Perché la barca non cozzi contro scogli imprevisti, occorre poi aver pratica del limite e persino lottare per farlo risorgere là dove logiche fluide e troppo permissive sembrano eclissarlo.
Tanti ragazzi chiedono proprio che qualcuno opponga un freno alle loro ascese accelerate: che ci si interessi abbastanza a loro per dire “no”.Se non riconosciamo ciò che ci limita, d'altronde, non solo non riusciamo a escogitare manovre preventive di aggiramento dell'ostacolo, ma non possiamo nemmeno esercitare la libertà, perché senza un argine non c'è scelta.

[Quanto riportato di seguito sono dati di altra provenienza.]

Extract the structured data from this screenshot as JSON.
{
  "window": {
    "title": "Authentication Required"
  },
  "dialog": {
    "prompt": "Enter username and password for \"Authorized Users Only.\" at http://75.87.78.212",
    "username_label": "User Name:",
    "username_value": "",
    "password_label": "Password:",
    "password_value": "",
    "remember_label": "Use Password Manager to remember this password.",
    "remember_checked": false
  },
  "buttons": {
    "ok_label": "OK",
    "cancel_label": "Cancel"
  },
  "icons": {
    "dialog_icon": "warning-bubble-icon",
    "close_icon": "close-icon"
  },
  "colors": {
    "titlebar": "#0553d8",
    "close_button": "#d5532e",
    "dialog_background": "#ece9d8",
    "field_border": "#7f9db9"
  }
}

Resta solo la promiscuità anonima e narcotica delle esperienze.
I giovani cercano e sono disposti ancora all'impegno e ancora sperano, persino nel momento in cui la tensione ideale in loro sembra fiaccarsi e lasciare il posto a un'ostentata apatia. Me lo ripete spesso mia sorella, appassionata insegnante, nel condividere con me qualche stralcio di vita scolastica. Sopravvive nei ragazzi, anche quando cadono, una prodigiosa capacità di automedicazione.
Spetta a noi adulti risvegliare e indirizzare questa risorsa, affinché la spinta che porta indietro, nel limbo dei tanti significati a cui il buio del brano di Amy Winehouse allude, sia superata dall'apertura al futuro. Un luogo dove molto è ancora costruibile, plasmabile, migliorabile e la melodia dell'anima può conoscere anche note in maggiore.
Back to black è terminato da un pezzo e io decido di chiudere il mio progetto con un lavoro sulla musica. Che parli ai giovani e che li lasci parlare. Che li ascolti e che insegni, con la leggerezza capace di farsi seria quando è il caso, anche ad ascoltare e ad ascoltarsi.